You should configure your OS for at least 64,000 file descriptors (the default Linux value is 1024). Elasticsearch also uses NioFS and MMapFS. You must therefore ensure there is sufficient virtual memory available for memory-mapped files. Consult your system administrator for information on how to configure these values.
Scaling Your Deployment
For deployments with less than 1,000 users, you may choose to deploy the Elasticsearch JVM and Liferay Portal JVM on the same physical or virtual machines. With this configuration, the JVMs share the same CPU and memory resources. You should therefore allocate at least 8 vCPUs/cores and 16 GB of memory. You must also properly monitor resources to avoid over-allocating between the Liferay Portal and Elasticsearch JVMs. For most deployments, we recommend deploying two Elasticsearch servers with at least four vCPUs/core.

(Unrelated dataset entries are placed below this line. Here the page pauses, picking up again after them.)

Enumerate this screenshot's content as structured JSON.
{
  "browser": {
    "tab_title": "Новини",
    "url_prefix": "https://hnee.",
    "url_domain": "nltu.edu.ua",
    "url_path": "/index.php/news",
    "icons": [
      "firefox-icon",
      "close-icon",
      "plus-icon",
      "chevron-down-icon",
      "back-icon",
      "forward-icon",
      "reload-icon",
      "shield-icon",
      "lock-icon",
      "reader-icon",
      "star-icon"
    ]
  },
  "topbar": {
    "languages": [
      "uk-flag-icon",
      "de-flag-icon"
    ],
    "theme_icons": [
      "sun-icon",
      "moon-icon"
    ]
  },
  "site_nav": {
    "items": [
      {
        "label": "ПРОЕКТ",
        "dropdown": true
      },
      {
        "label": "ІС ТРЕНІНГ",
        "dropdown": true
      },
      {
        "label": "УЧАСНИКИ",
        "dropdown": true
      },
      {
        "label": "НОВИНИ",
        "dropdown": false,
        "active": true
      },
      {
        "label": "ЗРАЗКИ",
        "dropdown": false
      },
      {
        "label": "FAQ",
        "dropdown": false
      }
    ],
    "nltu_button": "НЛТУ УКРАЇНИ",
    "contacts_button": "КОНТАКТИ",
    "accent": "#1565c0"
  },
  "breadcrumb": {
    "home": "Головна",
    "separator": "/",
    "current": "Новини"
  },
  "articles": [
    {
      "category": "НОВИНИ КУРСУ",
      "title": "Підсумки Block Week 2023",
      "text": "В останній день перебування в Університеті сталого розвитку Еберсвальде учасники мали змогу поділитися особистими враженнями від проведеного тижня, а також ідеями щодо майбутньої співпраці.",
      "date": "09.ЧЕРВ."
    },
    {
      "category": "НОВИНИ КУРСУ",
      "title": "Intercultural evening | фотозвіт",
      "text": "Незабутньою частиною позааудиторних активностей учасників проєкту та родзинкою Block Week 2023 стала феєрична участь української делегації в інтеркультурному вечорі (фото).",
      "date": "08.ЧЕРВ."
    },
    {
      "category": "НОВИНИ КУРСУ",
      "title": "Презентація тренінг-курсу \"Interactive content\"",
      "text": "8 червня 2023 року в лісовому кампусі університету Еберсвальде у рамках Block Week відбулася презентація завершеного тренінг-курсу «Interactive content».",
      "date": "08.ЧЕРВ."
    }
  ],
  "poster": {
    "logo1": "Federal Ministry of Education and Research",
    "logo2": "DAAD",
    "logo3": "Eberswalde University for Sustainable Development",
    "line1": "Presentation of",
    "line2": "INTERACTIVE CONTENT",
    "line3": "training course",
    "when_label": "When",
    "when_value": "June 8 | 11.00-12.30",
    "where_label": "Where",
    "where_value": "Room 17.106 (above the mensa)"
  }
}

This is sufficient if the search index doesn’t exceed 50 GB. The Elasticsearch JVMs should be configured to hold one index shard and one index replica.
If you are planning a more search-intensive site (e.g., 50,000 users with 250,000 documents), we recommend a three-server cluster. In such a configuration, you should have two Elasticsearch JVMs on each server: a master-eligible JVM and a data JVM. A master-eligible JVM handles clustering operations. This includes determining which JVM holds which shard. A data JVM holds the shards that contain the indexed documents.
A dedicated master-eligible Elasticsearch JVM requires only 1 GB of heap. You should size a dedicated data JVM according to the guidelines in Elastic’s documentation.
As the amount of indexed data and number of search requests grow, you may add additional data nodes as follows:
- Each shard should not exceed 50 GB.
- Each data JVM or data and master JVM should not exceed 31 GB heap.
Keep in mind that you should only use these guidelines for initial planning. You must perform tests to ensure optimal configurations.